A GPU-Accelerated RAG-Based Telegram Assistant for Supporting Parallel Processing Students
Guy Tel-Zur
TL;DR
This work presents a GPU-accelerated, privacy-preserving Retrieval-Augmented Generation (RAG) system implemented as a Telegram bot to support an undergraduate Parallel Processing course. It combines a quantized Mistral-7B-Instruct model with a local knowledge base built from course materials, using all-MiniLM-L6-v2 embeddings and a FAISS vector store to enable fast semantic retrieval, all running on consumer GPUs via CUDA offloading in llama.cpp. Benchmark results on a RTX 4060 laptop show generation speeds around 16 tokens/s with sub-second start-up times, yielding end-to-end latencies suitable for real-time tutoring, with detailed measurements reported in the Appendix.
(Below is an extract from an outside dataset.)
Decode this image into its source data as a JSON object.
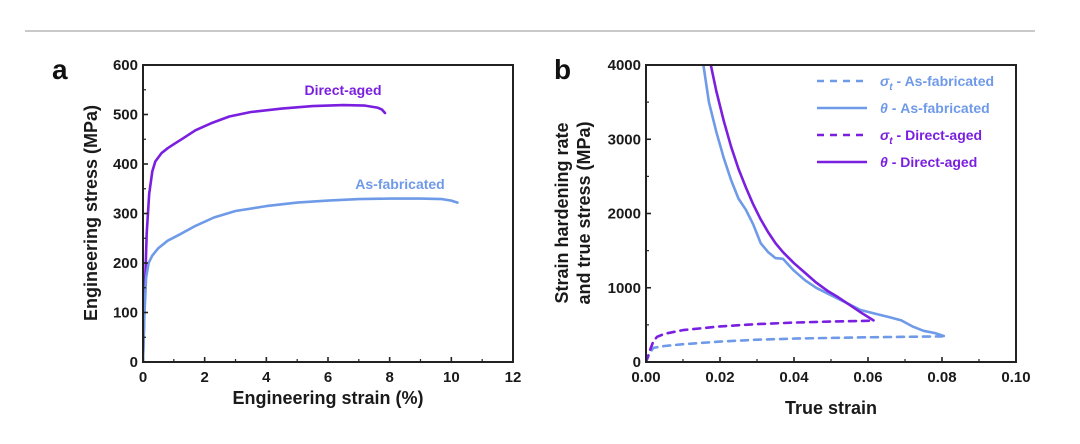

The solution is containerized for portability and reproducibility, and the authors outline a roadmap for scaling to more users and courses on a departmental server using open-source tooling and 4–5 sentence latency models. This approach demonstrates a practical, open-source path to private AI tutoring for HPC education that can scale within campus resources.
Abstract
This project addresses a critical pedagogical need: offering students continuous, on-demand academic assistance beyond conventional reception hours. I present a domain-specific Retrieval-Augmented Generation (RAG) system powered by a quantized Mistral-7B Instruct model and deployed as a Telegram bot. The assistant enhances learning by delivering real-time, personalized responses aligned with the "Introduction to Parallel Processing" course materials. GPU acceleration significantly improves inference latency, enabling practical deployment on consumer hardware. This approach demonstrates how consumer GPUs can enable affordable, private, and effective AI tutoring for HPC education.